Now that Wave 4 of Windows Live Essentials is upon us with Live Mesh being integrated with Live Sync, Officelive.com being integrated with Office on SkyDrive, and OneNote being offered as a WebApp, I thought I’d take a look at how best to utilize these tools to sync my OneNote Folders.
Once logged into Office Live I opened the New menu and noticed the option for creating a OneNote notebook directly within my SkyDrive.
After creating a OneNote notebook, I then saw the option in the top right hand corner for opening the notebook in OneNote on the local machine.
I clicked on this option and after a dialog box warned me of opening a potentially harmful document, the notebook opened locally and my local OneNote app appeared to cache a copy. It proceeded to synchronize it with the web in the same way as some of my other notebooks synchronize with my local servers, so any changes I made locally would appear on the SkyDrive as well.

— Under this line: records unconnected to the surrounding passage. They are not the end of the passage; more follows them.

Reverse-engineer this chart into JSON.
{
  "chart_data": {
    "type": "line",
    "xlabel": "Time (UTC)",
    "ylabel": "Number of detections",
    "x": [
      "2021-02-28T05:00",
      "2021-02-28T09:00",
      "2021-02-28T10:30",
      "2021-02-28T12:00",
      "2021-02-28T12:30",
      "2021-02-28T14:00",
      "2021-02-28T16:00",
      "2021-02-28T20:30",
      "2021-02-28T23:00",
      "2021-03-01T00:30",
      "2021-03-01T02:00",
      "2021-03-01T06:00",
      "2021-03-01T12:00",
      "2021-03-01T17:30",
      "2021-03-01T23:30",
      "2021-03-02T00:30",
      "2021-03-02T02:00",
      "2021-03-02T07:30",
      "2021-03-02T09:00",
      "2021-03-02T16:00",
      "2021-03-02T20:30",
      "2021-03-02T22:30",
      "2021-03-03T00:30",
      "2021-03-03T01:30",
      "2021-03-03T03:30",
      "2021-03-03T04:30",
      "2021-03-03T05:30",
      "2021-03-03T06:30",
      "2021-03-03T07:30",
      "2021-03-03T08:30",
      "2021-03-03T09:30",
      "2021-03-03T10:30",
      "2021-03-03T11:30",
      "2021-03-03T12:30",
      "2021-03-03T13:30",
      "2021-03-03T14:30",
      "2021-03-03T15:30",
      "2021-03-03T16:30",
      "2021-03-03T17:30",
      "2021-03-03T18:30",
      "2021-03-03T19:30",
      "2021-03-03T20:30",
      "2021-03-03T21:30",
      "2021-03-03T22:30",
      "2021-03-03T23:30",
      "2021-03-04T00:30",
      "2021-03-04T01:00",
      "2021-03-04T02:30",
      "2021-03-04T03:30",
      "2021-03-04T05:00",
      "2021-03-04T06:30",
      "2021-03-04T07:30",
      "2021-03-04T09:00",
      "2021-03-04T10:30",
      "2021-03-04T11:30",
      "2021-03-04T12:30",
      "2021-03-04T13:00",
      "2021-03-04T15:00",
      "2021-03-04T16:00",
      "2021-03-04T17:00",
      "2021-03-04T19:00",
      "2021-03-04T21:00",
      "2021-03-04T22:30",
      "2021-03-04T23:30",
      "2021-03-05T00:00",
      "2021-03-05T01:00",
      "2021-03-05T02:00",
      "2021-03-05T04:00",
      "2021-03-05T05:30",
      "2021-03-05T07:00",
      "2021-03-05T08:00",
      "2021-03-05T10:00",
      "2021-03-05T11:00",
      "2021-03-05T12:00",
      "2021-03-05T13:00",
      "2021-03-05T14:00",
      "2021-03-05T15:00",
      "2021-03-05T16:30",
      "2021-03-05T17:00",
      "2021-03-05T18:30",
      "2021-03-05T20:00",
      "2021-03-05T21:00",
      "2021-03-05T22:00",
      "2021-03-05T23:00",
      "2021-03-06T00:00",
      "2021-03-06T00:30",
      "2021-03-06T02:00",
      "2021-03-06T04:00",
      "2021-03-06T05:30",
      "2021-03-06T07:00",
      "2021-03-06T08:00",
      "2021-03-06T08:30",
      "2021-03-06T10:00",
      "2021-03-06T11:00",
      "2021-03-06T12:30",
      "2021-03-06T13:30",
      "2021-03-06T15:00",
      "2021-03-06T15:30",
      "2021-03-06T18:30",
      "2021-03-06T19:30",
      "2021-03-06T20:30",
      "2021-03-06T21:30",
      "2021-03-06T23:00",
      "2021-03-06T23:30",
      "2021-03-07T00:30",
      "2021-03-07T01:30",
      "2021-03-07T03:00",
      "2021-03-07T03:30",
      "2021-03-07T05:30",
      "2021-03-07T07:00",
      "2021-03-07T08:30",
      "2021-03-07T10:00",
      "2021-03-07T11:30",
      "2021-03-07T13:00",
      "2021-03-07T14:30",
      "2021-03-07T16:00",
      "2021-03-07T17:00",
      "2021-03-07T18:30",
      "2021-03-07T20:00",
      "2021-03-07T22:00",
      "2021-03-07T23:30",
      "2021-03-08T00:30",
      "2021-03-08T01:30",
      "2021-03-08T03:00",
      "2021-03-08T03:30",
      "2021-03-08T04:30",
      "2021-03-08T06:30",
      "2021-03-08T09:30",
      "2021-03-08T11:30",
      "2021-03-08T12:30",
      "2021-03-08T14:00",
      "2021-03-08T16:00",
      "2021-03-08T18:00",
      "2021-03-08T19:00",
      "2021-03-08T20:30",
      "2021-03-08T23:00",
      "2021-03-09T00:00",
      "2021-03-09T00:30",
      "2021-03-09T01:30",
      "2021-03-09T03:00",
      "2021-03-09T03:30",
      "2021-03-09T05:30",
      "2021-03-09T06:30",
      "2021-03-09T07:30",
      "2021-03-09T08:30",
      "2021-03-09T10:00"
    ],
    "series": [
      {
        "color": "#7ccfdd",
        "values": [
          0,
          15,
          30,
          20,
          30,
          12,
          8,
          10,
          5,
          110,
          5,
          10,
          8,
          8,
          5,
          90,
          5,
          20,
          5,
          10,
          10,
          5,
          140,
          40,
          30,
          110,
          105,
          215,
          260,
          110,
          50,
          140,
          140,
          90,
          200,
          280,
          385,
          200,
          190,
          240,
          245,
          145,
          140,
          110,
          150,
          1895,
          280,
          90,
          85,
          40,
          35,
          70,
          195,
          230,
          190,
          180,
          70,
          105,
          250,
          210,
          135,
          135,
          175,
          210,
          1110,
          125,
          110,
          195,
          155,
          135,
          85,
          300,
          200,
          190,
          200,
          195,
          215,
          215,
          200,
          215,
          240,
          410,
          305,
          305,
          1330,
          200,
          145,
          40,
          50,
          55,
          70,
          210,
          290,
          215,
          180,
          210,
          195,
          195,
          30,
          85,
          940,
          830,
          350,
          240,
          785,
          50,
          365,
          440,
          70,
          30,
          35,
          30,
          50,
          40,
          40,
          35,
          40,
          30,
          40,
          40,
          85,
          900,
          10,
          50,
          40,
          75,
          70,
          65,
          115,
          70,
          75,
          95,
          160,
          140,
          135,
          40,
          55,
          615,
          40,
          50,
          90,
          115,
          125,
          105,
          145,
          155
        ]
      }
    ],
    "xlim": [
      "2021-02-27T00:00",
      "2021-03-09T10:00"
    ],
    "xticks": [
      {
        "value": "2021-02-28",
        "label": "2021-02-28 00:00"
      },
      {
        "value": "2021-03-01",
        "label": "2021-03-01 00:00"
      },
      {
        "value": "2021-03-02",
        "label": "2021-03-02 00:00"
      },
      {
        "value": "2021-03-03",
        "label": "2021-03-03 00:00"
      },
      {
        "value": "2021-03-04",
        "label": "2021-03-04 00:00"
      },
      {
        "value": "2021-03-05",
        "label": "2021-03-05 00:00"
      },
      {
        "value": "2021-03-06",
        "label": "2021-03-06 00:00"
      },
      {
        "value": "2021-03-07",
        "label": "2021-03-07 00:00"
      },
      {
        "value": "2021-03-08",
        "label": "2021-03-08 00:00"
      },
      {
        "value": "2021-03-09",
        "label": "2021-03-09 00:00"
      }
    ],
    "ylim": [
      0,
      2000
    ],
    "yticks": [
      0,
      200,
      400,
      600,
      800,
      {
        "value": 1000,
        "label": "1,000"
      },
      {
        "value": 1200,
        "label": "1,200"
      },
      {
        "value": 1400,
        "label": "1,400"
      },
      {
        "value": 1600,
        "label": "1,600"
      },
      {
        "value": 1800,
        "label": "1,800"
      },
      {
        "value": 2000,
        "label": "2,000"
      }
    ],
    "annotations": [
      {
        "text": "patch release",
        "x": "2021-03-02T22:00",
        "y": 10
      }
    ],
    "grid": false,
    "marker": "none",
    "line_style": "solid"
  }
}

I was then free to copy over an existing set of sections and pages from a local Notebook into my sync’d SkyDrive notebook. I had a small hiccup during the sync of a particularly large set of pages, but it sync’d without error the second time. I tried just copying a local notebook to my SkyDrive and opening up the notebook in the OneNote WebApp, but it wouldn’t recognize it, so I’m assuming that the notebook has to be created by the WebApp first.
I’m not sure if this will be a more or less stable option than just synchronizing the local notebook with Livesync, but the advantage of this approach is that I can now open the same OneNote workbook directly on the web, and avoid dipping into the 2GB limit of my livesync cloud capacity.